La dynamique géopolitique actuelle – notamment la montée de l’autoritarisme, la fragmentation des approches parmi les alliés traditionnels et la pression croissante sur les normes internationales – rend plus difficile la promotion des intérêts canadiens et la défense des valeurs communes. Ces défis sont aggravés par les contraintes financières, le manque de confiance entre les États et les menaces croissantes qui pèsent sur les droits de la personne et les institutions démocratiques.

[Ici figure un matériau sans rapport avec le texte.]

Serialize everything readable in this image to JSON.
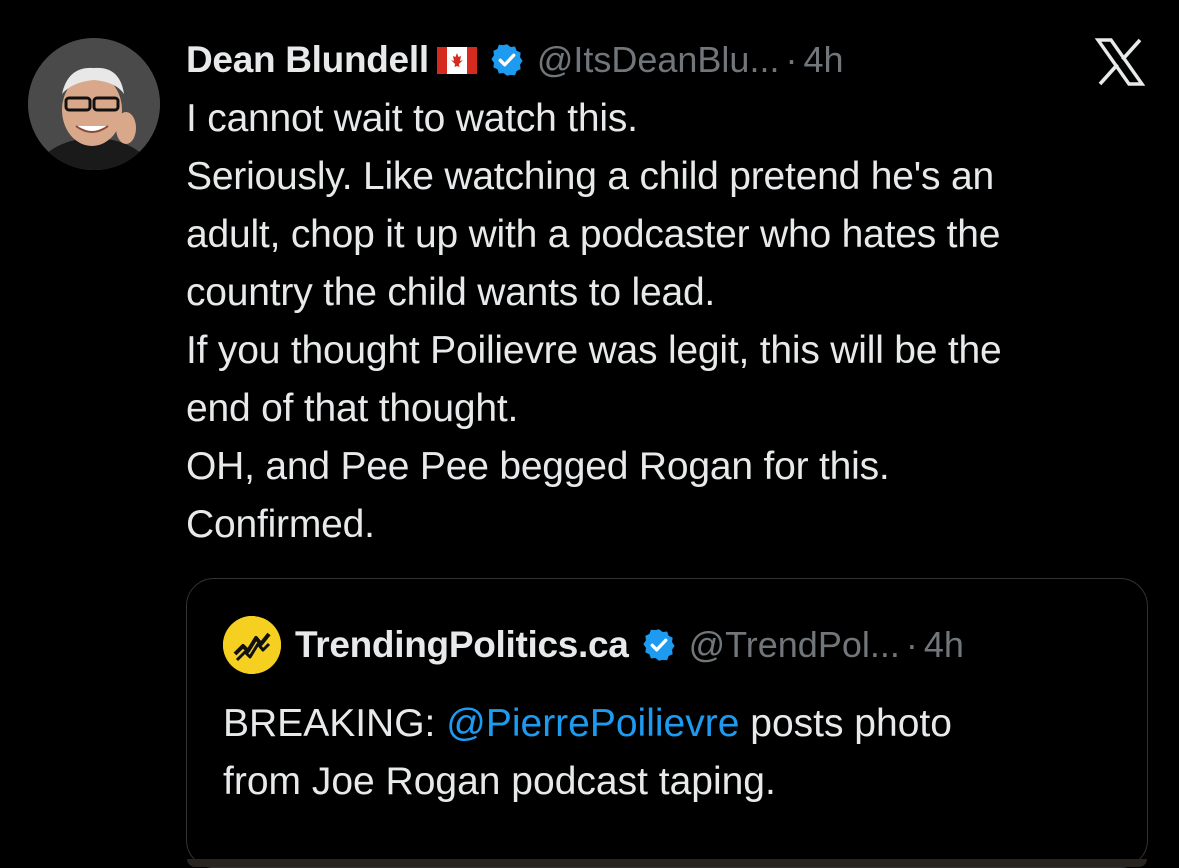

Dans ce contexte, la défense par le Canada des normes fondamentales nécessite un engagement plus profond et ciblé avec des partenaires qui partagent les valeurs canadiennes, tant au niveau bilatéral que dans le cadre de forums multilatéraux.

Dans le cadre du programme canadien Promouvoir et protéger le Fonds démocratique (Fonds Pro-Dem), évalué à 10 millions de dollars par an (qui prendra fin en 2028-2029), le Canada fournit une aide internationale visant à renforcer les institutions démocratiques et à protéger les processus électoraux, notamment par la surveillance des élections, la lutte contre l’ingérence étrangère et le renforcement de la résilience face aux menaces qui pèsent sur la gouvernance démocratique.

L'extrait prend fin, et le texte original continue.